Ever since this resolution was ruled in our favour, based on hard evidence instead of easily disproved deception, neither the brokers of Verico the Mortgage Station nor their criminal collaborators at Verico Financial Group Inc. or HomeEquity Bank have taken any follow up action to further embarrass themselves by stepping into our domain of media. They have also backed down from threatening to challenge our evidence and experience fighting in a court of law where we have consistently succeeded in defending our right to 'freedom of the press', as are guaranteed by Section 2B of the Charter of Rights and Freedoms. If you want to understand why these multi-million and multi-billion-dollar corporations have never managed to muster the courage to challenge our small, not-for-profit, social enterprise community media service that donates all services to charities, not-for-profits, and benevolent community groups, read what happened when David Flude, the Principle Broker of Verico the Mortgage Station 'threatened' us with a reprehensible and abusive form of civil litigation, while hiding behind anonymity. This 'threat' of litigation was sent to us in December 2023 via a generic email account but was never acted upon. More than six months later, we are still waiting.
We welcome these multi-million and multi-billion-dollar corporations to file vexatious litigation against us, so we can subpoena every connected party, and through the authority of the court, compel them to tell the truth under oath against our evidence, while we also report publicly the truth of their actions, as is our right.

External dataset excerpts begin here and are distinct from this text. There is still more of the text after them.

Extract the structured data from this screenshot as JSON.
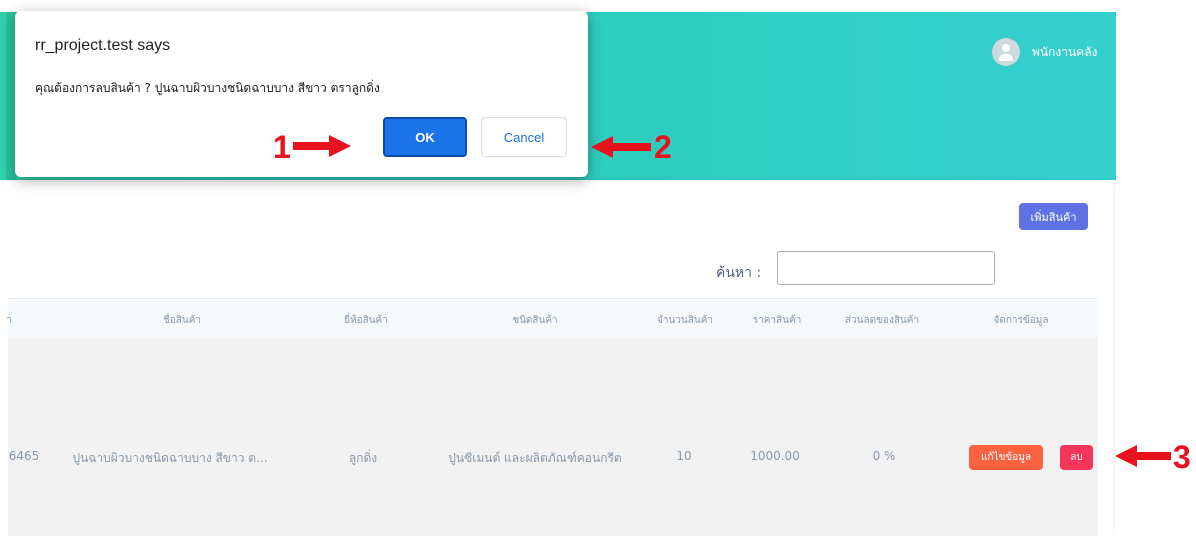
{
  "header": {
    "user_name": "พนักงานคลัง",
    "accent": "#2ecdbe"
  },
  "page": {
    "add_button_label": "เพิ่มสินค้า",
    "search_label": "ค้นหา :",
    "search_value": ""
  },
  "table": {
    "columns": [
      "า",
      "ชื่อสินค้า",
      "ยี่ห้อสินค้า",
      "ชนิดสินค้า",
      "จำนวนสินค้า",
      "ราคาสินค้า",
      "ส่วนลดของสินค้า",
      "จัดการข้อมูล"
    ],
    "rows": [
      {
        "code": "6465",
        "name": "ปูนฉาบผิวบางชนิดฉาบบาง สีขาว ต...",
        "brand": "ลูกดิ่ง",
        "type": "ปูนซีเมนต์ และผลิตภัณฑ์คอนกรีต",
        "qty": "10",
        "price": "1000.00",
        "discount": "0 %",
        "edit_label": "แก้ไขข้อมูล",
        "delete_label": "ลบ"
      }
    ]
  },
  "dialog": {
    "title": "rr_project.test says",
    "message": "คุณต้องการลบสินค้า ? ปูนฉาบผิวบางชนิดฉาบบาง สีขาว ตราลูกดิ่ง",
    "ok_label": "OK",
    "cancel_label": "Cancel"
  },
  "annotations": {
    "label_1": "1",
    "label_2": "2",
    "label_3": "3",
    "color": "#e8121c"
  }
}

To understand the trepidation of these multi-million and multi-billion-dollar corporations, check out the back story of our international experience in Investigative Journalism which details how we have used evidence to disprove the claims of various abusers of our system of criminal and civil justice to secure our right to tell the truth as journalists. Also, review this page to learn what happened when a top lawyer from Toronto threatened to sue us through the same kind of repugnant and abusive SLAPP litigation when we started reporting the truth about how a slumlord contributed to the death of a disabled man who was made to pay absurd levels of rent to live during the coldest period of winter in an uninsulated and poorly maintained summer trailer that provided neither sewage or cooking facilities.
Despite her status as a top Toronto litigator, and a full partner in a prominent law firm, the highly experienced lawyer ran away with her tail between her legs based solely on our reply, never to be heard from again.
Lawyers are huff, puff, and bluff, and very few ever want their case to go to trial. This is especially true when the intended target of abuse can prove usury, or loan sharking, using hard evidence in the form of financial documents provided by the broker that were also provided to the bank. Then, there is the issue of claiming criminal or civil malfeasance against an altruist and philanthropist who not only undertakes boots on the ground support for the homeless community but has also opened up his home to help six otherwise unsheltered people to advance with recovering their lives. Then they will have to discredit to a judge the victim of their clients' crimes, who has donated more than $700,000.00 in services to more than 180 charities, not-for-profits, and benevolent community groups, many of which will stand in support of his desire to expose elder fraud by loan sharking brokers and a bank that chose to support and defend their actions.
We cannot say for sure, but it appears that the multi-million and multi-billion-dollar corporations have now been reduced to hiring online con-artists to send new daily versions of these easily filtered 'threats', and if that is true, we truly feel pity for how far the once mighty have fallen.